Dal turismo – che viene accarezzato con un modesto bonus famiglie ma non trova nelle 505 pagine nulla che lo conforti sul termine medio-lungo – alla manifattura, lasciata povera com’è di infrastrutture materiali e digitali, non c’è nulla di incisivo. C’è una beneficiata per l’edilizia – che, per carità, ne aveva disperato bisogno – col maxibonus del 110 per cento per le ristrutturazioni energetiche ed antisismiche dei fabbricati. Ma anche questa misura si limita ad ampliarne altre esistenti che sono già state vastamente utilizzate e potrebbero anche non essere così gettonate come forse il governo si augura.

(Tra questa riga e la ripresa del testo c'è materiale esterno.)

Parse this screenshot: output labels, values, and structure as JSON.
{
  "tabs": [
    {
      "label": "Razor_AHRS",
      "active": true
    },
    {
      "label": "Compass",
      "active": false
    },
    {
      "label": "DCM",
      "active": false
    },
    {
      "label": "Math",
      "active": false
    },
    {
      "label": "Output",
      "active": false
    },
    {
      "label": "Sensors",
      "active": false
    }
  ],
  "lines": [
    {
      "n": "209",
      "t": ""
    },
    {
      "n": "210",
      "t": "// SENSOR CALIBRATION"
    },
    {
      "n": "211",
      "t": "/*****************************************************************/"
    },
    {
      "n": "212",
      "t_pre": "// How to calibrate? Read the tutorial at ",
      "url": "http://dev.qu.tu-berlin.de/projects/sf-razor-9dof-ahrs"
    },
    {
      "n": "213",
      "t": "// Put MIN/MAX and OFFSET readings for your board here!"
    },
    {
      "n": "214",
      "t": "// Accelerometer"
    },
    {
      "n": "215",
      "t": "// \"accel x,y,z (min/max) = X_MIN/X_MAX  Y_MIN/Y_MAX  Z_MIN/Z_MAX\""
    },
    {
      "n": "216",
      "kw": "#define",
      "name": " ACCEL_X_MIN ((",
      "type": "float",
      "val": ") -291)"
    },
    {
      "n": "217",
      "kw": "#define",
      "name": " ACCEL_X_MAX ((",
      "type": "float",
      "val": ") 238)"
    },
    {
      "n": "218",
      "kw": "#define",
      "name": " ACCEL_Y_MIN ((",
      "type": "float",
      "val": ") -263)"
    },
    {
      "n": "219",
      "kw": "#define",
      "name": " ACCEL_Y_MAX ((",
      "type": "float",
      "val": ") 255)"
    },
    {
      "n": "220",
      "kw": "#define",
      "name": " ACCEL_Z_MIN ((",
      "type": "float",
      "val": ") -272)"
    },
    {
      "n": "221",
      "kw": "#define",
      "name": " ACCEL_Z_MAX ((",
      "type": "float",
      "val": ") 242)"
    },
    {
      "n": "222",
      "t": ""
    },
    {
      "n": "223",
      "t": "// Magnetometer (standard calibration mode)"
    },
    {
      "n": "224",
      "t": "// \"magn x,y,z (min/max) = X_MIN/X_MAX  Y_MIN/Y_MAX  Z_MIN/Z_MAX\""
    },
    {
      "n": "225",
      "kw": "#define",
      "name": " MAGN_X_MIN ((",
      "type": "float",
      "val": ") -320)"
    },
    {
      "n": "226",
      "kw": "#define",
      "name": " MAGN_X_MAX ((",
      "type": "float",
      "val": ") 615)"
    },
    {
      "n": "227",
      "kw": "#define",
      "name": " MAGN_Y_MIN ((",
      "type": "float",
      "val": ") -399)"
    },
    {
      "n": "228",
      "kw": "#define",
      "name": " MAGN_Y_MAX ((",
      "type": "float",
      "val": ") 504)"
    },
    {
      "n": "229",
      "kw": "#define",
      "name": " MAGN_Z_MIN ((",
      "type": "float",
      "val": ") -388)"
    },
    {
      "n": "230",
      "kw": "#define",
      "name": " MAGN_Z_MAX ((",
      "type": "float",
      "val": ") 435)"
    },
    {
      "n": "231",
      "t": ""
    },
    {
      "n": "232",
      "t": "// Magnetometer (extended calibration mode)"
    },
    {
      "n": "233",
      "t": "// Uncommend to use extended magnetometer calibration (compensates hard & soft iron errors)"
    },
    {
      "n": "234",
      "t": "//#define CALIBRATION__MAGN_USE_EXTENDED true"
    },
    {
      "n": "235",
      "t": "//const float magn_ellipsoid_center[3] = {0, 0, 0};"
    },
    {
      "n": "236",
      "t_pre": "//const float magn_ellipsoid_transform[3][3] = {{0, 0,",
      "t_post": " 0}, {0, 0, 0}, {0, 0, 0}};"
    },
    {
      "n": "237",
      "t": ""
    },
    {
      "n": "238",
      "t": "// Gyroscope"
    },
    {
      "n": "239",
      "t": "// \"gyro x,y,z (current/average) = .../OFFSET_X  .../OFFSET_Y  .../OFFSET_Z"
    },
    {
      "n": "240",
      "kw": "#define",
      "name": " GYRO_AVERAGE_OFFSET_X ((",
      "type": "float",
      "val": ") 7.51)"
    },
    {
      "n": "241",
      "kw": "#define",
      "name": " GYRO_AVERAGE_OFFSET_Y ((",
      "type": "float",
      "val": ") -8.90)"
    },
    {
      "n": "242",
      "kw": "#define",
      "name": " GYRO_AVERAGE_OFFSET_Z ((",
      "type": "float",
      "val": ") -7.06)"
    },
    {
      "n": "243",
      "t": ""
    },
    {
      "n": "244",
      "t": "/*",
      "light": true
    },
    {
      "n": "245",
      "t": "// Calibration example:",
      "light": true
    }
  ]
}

Dovendo pagare un pegno di cui non ha colpa diretta, il pegno della malafinanza che ha dissanguato le casse pubbliche, questa compagine governativa ha puntato insomma sull’immediato, e al massimo sul breve termine. Ed ha messo se stessa in mano al fato, per chi ci crede: perché è chiaro che se la pandemia dovesse davvero esaurire presto i suoi effetti malefici almeno in Italia e permettere una più dinamica ripartenza dell’economia manifatturiera, quella che da sempre salva il nostro Paese nelle fasi critiche, resterà la memoria delle piccole ma tante elargizioni di ieri prima che emerga la gravità delle lacune e sfumerà la consapevolezza delle omissioni commesse.

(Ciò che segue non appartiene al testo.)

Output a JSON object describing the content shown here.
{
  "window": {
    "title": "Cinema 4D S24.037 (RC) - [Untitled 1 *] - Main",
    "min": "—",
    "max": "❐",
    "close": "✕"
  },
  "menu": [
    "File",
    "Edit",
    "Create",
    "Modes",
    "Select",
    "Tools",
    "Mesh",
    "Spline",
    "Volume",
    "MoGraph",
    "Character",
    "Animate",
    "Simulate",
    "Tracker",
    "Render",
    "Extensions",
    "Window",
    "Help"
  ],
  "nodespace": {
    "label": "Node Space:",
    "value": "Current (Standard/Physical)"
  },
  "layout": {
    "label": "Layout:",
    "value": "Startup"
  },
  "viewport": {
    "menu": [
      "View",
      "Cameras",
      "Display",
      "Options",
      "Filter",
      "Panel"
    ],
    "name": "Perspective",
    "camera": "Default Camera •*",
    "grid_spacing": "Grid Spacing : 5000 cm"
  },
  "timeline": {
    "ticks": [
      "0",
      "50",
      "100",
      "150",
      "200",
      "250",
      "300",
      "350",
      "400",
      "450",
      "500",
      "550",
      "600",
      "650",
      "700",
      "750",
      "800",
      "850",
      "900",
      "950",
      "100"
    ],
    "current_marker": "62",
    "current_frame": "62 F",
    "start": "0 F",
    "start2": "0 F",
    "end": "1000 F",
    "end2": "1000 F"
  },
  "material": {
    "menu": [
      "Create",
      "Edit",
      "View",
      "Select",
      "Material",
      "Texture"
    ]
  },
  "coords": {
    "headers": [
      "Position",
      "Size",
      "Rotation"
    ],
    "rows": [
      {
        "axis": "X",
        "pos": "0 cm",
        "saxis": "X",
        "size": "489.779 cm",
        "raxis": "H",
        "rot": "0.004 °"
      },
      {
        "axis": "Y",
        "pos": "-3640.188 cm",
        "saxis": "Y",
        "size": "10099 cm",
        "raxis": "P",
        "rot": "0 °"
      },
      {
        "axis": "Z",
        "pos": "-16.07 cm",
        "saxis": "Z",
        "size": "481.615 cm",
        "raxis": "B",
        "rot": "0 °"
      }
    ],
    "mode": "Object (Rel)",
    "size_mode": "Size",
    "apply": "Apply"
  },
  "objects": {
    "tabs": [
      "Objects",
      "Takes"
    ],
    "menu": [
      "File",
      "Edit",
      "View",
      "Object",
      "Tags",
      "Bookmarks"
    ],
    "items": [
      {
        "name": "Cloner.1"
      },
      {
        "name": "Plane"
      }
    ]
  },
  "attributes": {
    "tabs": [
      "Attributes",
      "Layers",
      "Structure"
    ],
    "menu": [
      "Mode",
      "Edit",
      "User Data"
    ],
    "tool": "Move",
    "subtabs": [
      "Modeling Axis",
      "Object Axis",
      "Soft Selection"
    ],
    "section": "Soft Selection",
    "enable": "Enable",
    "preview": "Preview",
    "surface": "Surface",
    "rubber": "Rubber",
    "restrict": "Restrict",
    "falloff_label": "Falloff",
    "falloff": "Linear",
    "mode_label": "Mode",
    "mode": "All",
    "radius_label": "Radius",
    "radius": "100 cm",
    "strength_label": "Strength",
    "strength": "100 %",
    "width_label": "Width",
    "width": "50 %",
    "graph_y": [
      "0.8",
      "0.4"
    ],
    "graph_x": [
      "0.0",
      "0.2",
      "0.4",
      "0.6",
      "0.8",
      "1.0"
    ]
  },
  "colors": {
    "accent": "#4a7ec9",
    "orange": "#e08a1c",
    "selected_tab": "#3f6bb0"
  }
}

Se invece i danni della pandemia si faranno sentire più a lungo, ripetere o prorogare questo pioggerellina di “pochi soldi per tanti se non per tutti” sarà impossibile e si rivelerà a chiunque con chiarezza che è stato perso altro tempo e un’occasione preziosa per avviare un’autentico rilancio infrastrutturale e produttivo del Paese.
Una nota a margine, la commozione autentica di Teresa Bellanova sulla temporanea regolarizzazione dei braccianti decisa ieri, misura controversa e destinata a suscitare polemiche – almeno su questo, l’opposizione sa come si fa – ma in fondo tra le meno contestate dagli italiani. Le brevi lacrime della ministra, lacrime proletarie – bracciante è stata lei stessa, da ragazza – cancellano le lacrime aristocratiche di un’altra ministra, Elsa Fornero, che le versò in un’altra storica conferenza stampa annunciando la sua draconiana legge sulle pensioni. Una lacrima lava l’altra, il Paese non ne ha più.